Held on 18 March 2026 at the Santiago Bernabéu Stadium, the first GameChangers event in Madrid brought together brands from fashion, sports, lifestyle and food & beverage. While the setting was high-profile, the message was pragmatic: in today’s environment, performance is increasingly tied to how effectively operators and brands work together.
From Concept to Condition
Collaboration was a recurring theme — not presented as a new concept, but as a necessary condition. As outlet centers mature, the relationship between landlord and tenant is becoming more operationally integrated, with greater emphasis on communication, shared decision-making and the continuous adjustment of the offer.
NEINVER’s latest figures point to stable growth. Over the past three years, the company reports a 12% increase in footfall and more than 26% growth in sales across its European portfolio. Occupancy remains high at 97%, while average transaction value and sales density have also improved. Together, these indicators suggest a format that continues to perform, even as wider retail conditions remain uneven.
Location Over Scale
Looking ahead, the company highlighted Alpes The Style Outlets, a project in eastern France scheduled to open in 2027. Located near the Swiss border, within reach of Geneva and Annecy, the scheme will comprise 20,400 sq m and around 95 units. Its positioning reflects a continued focus on locations with cross-border catchments and tourism potential, rather than purely domestic demand.

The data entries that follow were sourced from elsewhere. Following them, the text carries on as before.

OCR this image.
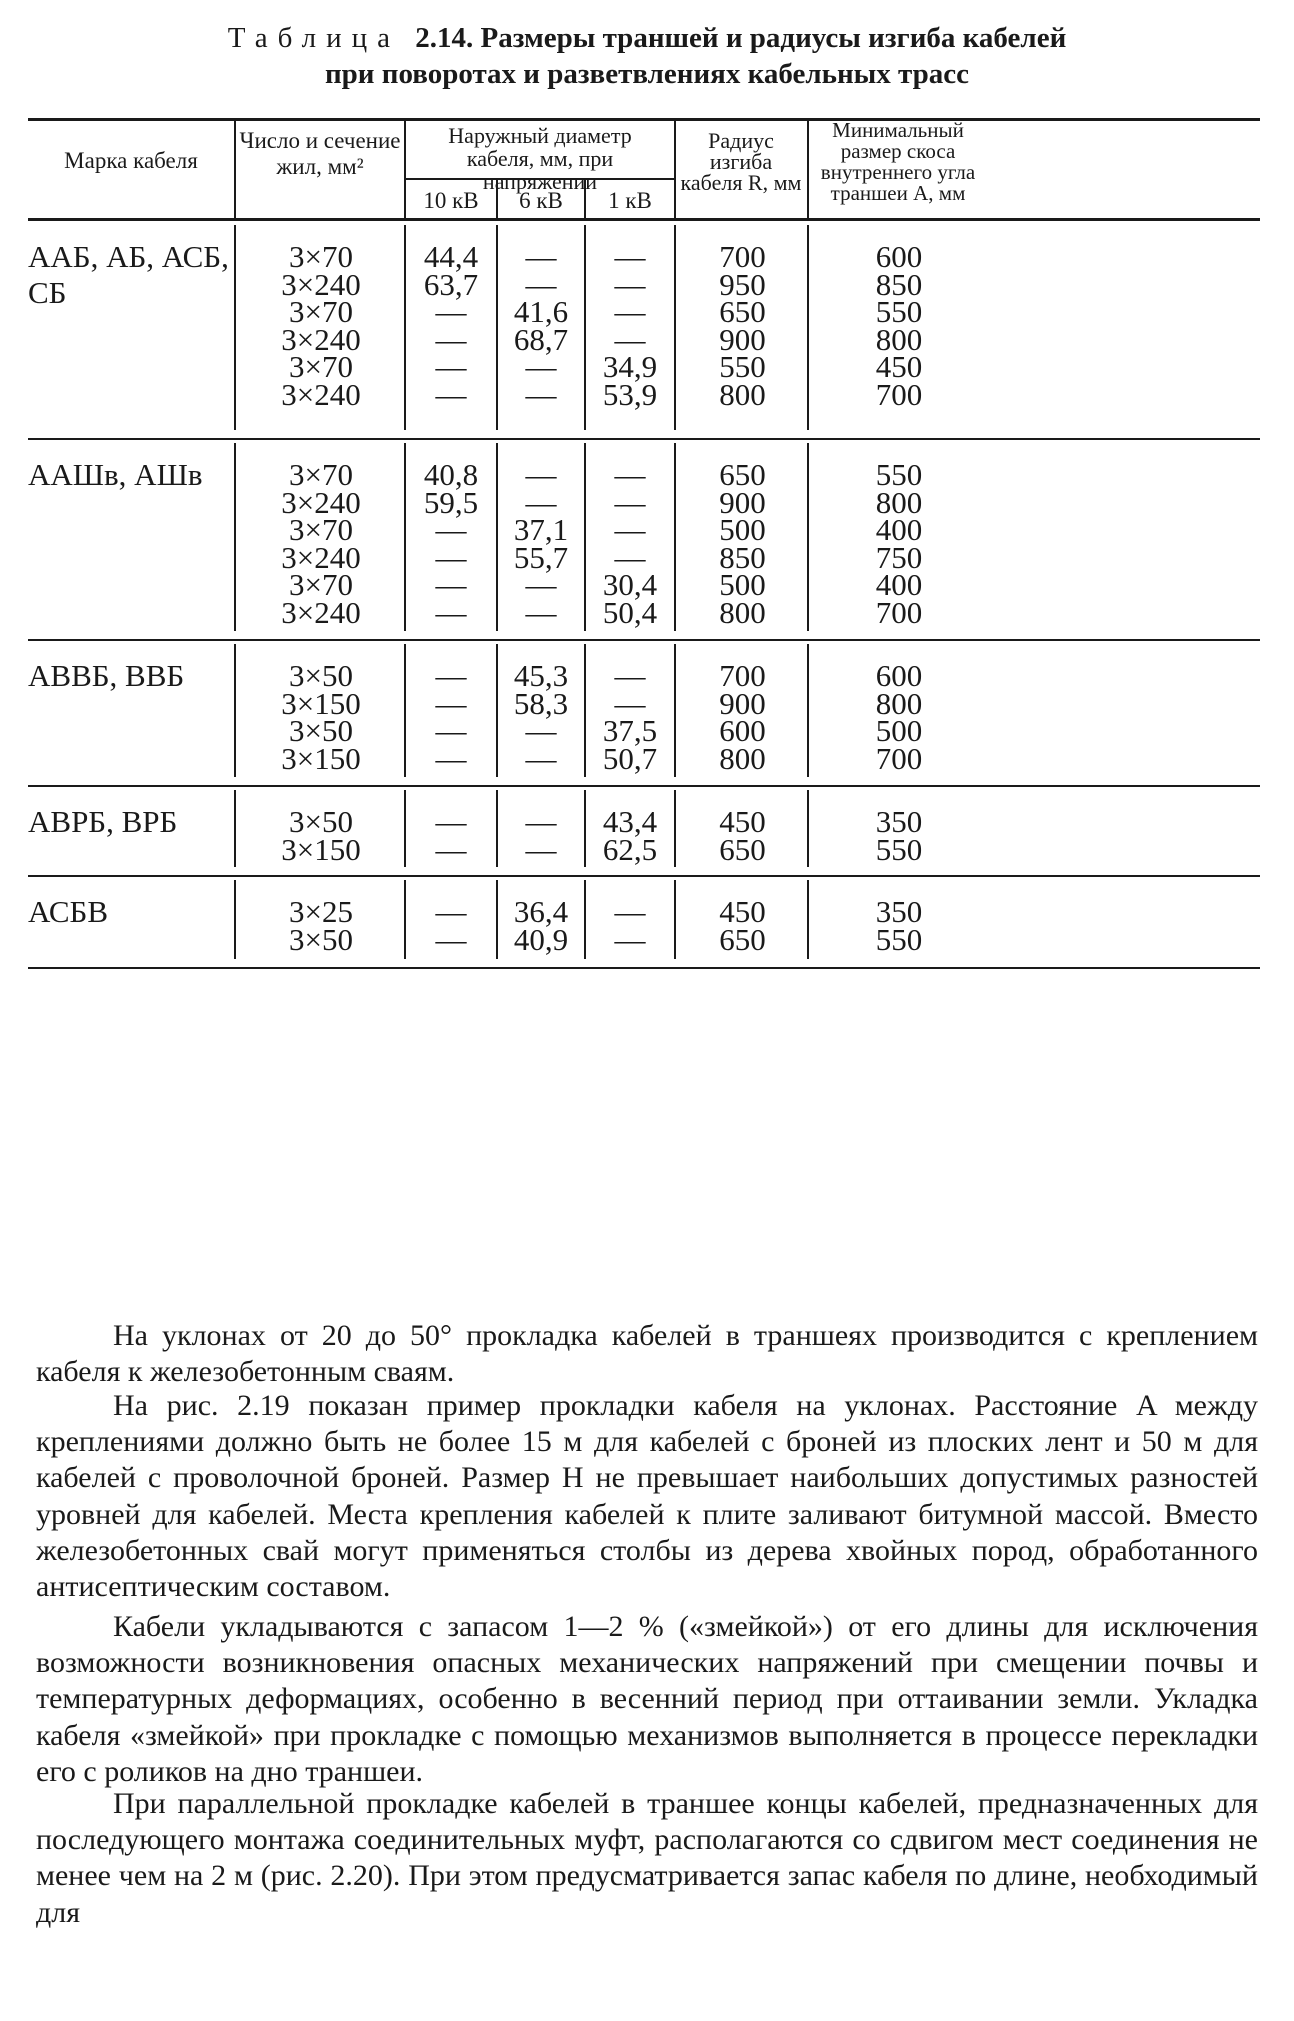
Таблица 2.14. Размеры траншей и радиусы изгиба кабелей
при поворотах и разветвлениях кабельных трасс
Марка кабеля
Число и сечение жил, мм²
Наружный диаметр кабеля, мм, при напряжении
10 кВ	6 кВ	1 кВ
Радиус изгиба кабеля R, мм
Минимальный размер скоса внутреннего угла траншеи A, мм
ААБ, АБ, АСБ, СБ
3×70	44,4	—	—	700	600
3×240	63,7	—	—	950	850
3×70	—	41,6	—	650	550
3×240	—	68,7	—	900	800
3×70	—	—	34,9	550	450
3×240	—	—	53,9	800	700
ААШв, АШв	3×70	40,8	—	—	650	550
3×240	59,5	—	—	900	800
3×70	—	37,1	—	500	400
3×240	—	55,7	—	850	750
3×70	—	—	30,4	500	400
3×240	—	—	50,4	800	700
АВВБ, ВВБ	3×50	—	45,3	—	700	600
3×150	—	58,3	—	900	800
3×50	—	—	37,5	600	500
3×150	—	—	50,7	800	700
АВРБ, ВРБ	3×50	—	—	43,4	450	350
3×150	—	—	62,5	650	550
АСБВ	3×25	—	36,4	—	450	350
3×50	—	40,9	—	650	550
На уклонах от 20 до 50° прокладка кабелей в траншеях производится с креплением кабеля к железобетонным сваям.
На рис. 2.19 показан пример прокладки кабеля на уклонах. Расстояние A между креплениями должно быть не более 15 м для кабелей с броней из плоских лент и 50 м для кабелей с проволочной броней. Размер H не превышает наибольших допустимых разностей уровней для кабелей. Места крепления кабелей к плите заливают битумной массой. Вместо железобетонных свай могут применяться столбы из дерева хвойных пород, обработанного антисептическим составом.
Кабели укладываются с запасом 1—2 % («змейкой») от его длины для исключения возможности возникновения опасных механических напряжений при смещении почвы и температурных деформациях, особенно в весенний период при оттаивании земли. Укладка кабеля «змейкой» при прокладке с помощью механизмов выполняется в процессе перекладки его с роликов на дно траншеи.
При параллельной прокладке кабелей в траншее концы кабелей, предназначенных для последующего монтажа соединительных муфт, располагаются со сдвигом мест соединения не менее чем на 2 м (рис. 2.20). При этом предусматривается запас кабеля по длине, необходимый для
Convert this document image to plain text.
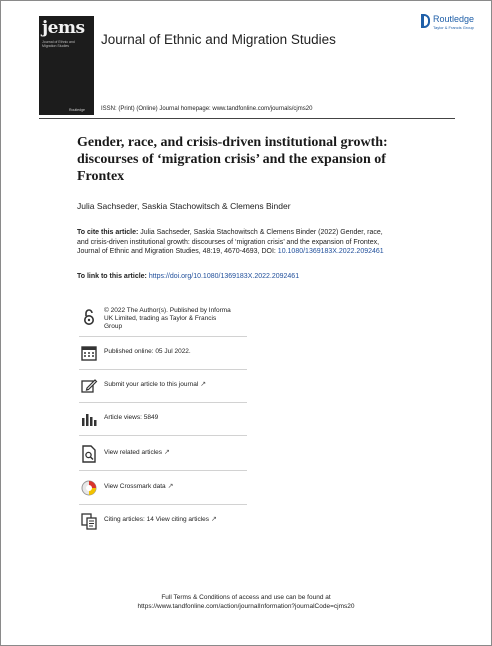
jems
Journal of Ethnic and Migration Studies
Routledge
Journal of Ethnic and Migration Studies
Routledge
Taylor & Francis Group
ISSN: (Print) (Online) Journal homepage: www.tandfonline.com/journals/cjms20
Gender, race, and crisis-driven institutional growth: discourses of ‘migration crisis’ and the expansion of Frontex
Julia Sachseder, Saskia Stachowitsch & Clemens Binder
To cite this article: Julia Sachseder, Saskia Stachowitsch & Clemens Binder (2022) Gender, race, and crisis-driven institutional growth: discourses of ‘migration crisis’ and the expansion of Frontex, Journal of Ethnic and Migration Studies, 48:19, 4670-4693, DOI: 10.1080/1369183X.2022.2092461
To link to this article: https://doi.org/10.1080/1369183X.2022.2092461
© 2022 The Author(s). Published by Informa
UK Limited, trading as Taylor & Francis
Group
Published online: 05 Jul 2022.
Submit your article to this journal ↗
Article views: 5849
View related articles ↗
View Crossmark data ↗
Citing articles: 14 View citing articles ↗
Full Terms & Conditions of access and use can be found at
https://www.tandfonline.com/action/journalInformation?journalCode=cjms20
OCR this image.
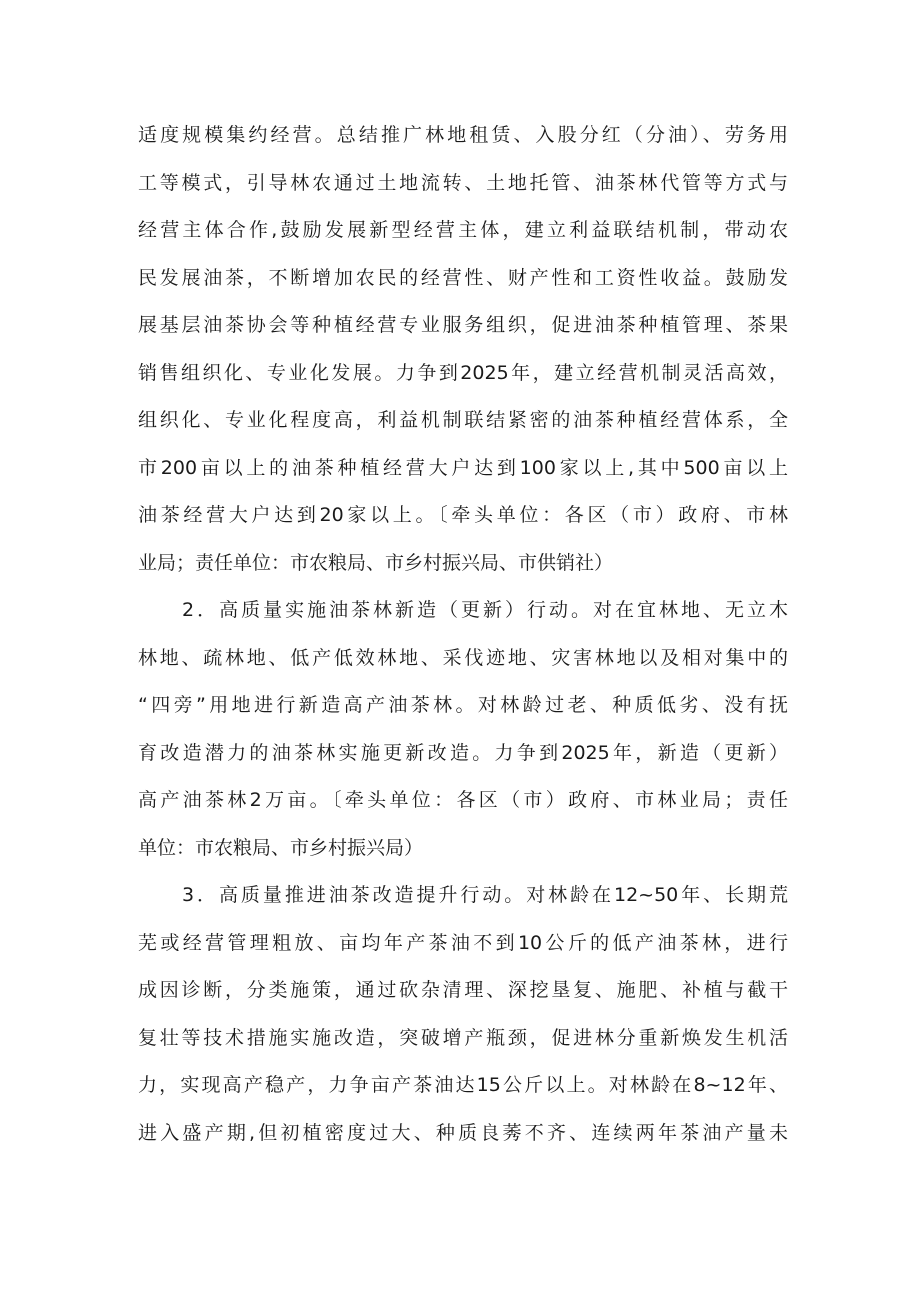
适度规模集约经营。总结推广林地租赁、入股分红（分油）、劳务用
工等模式，引导林农通过土地流转、土地托管、油茶林代管等方式与
经营主体合作,鼓励发展新型经营主体，建立利益联结机制，带动农
民发展油茶，不断增加农民的经营性、财产性和工资性收益。鼓励发
展基层油茶协会等种植经营专业服务组织，促进油茶种植管理、茶果
销售组织化、专业化发展。力争到2025年，建立经营机制灵活高效，
组织化、专业化程度高，利益机制联结紧密的油茶种植经营体系，全
市200亩以上的油茶种植经营大户达到100家以上,其中500亩以上
油茶经营大户达到20家以上。〔牵头单位：各区（市）政府、市林
业局；责任单位：市农粮局、市乡村振兴局、市供销社）
2．高质量实施油茶林新造（更新）行动。对在宜林地、无立木
林地、疏林地、低产低效林地、采伐迹地、灾害林地以及相对集中的
“四旁”用地进行新造高产油茶林。对林龄过老、种质低劣、没有抚
育改造潜力的油茶林实施更新改造。力争到2025年，新造（更新）
高产油茶林2万亩。〔牵头单位：各区（市）政府、市林业局；责任
单位：市农粮局、市乡村振兴局）
3．高质量推进油茶改造提升行动。对林龄在12~50年、长期荒
芜或经营管理粗放、亩均年产茶油不到10公斤的低产油茶林，进行
成因诊断，分类施策，通过砍杂清理、深挖垦复、施肥、补植与截干
复壮等技术措施实施改造，突破增产瓶颈，促进林分重新焕发生机活
力，实现高产稳产，力争亩产茶油达15公斤以上。对林龄在8~12年、
进入盛产期,但初植密度过大、种质良莠不齐、连续两年茶油产量未
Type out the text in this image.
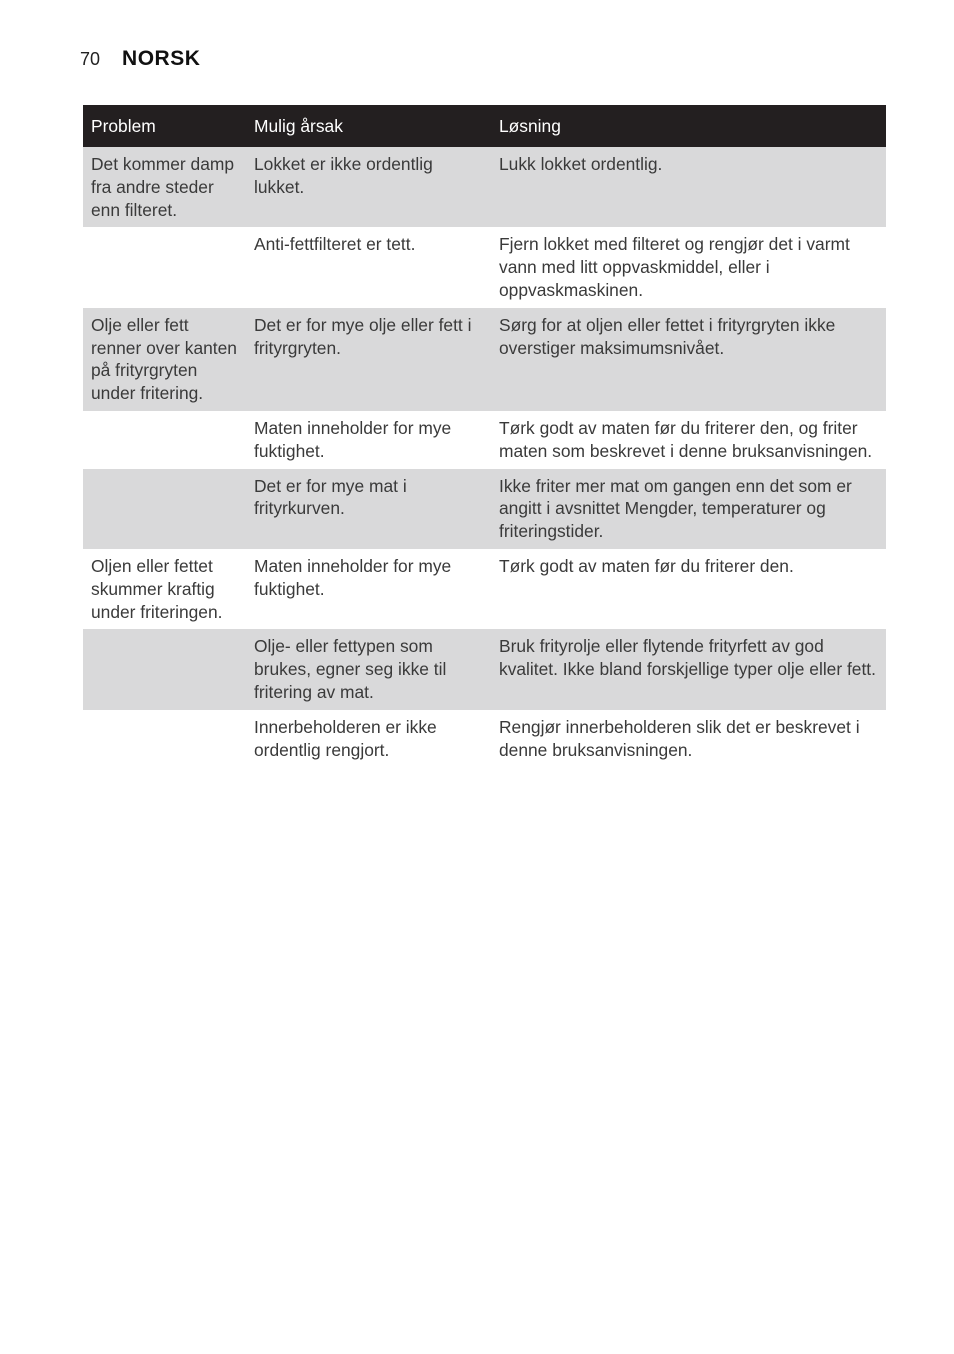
70 NORSK
Problem	Mulig årsak	Løsning
Det kommer damp fra andre steder enn filteret.	Lokket er ikke ordentlig lukket.	Lukk lokket ordentlig.
	Anti-fettfilteret er tett.	Fjern lokket med filteret og rengjør det i varmt vann med litt oppvaskmiddel, eller i oppvaskmaskinen.
Olje eller fett renner over kanten på frityrgryten under fritering.	Det er for mye olje eller fett i frityrgryten.	Sørg for at oljen eller fettet i frityrgryten ikke overstiger maksimumsnivået.
	Maten inneholder for mye fuktighet.	Tørk godt av maten før du friterer den, og friter maten som beskrevet i denne bruksanvisningen.
	Det er for mye mat i frityrkurven.	Ikke friter mer mat om gangen enn det som er angitt i avsnittet Mengder, temperaturer og friteringstider.
Oljen eller fettet skummer kraftig under friteringen.	Maten inneholder for mye fuktighet.	Tørk godt av maten før du friterer den.
	Olje- eller fettypen som brukes, egner seg ikke til fritering av mat.	Bruk frityrolje eller flytende frityrfett av god kvalitet. Ikke bland forskjellige typer olje eller fett.
	Innerbeholderen er ikke ordentlig rengjort.	Rengjør innerbeholderen slik det er beskrevet i denne bruksanvisningen.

The event also coincides with a milestone: 30 years since the opening of FACTORY Las Rozas, Spain’s first outlet center. The anniversary provides context for how the sector has evolved — from a relatively new format into an established part of the European retail landscape.
If GameChangers made one thing clear, it is that the outlet sector is no longer in a phase of rapid transformation. The focus has shifted to execution: refining tenant mix, maintaining relevance and ensuring consistent performance.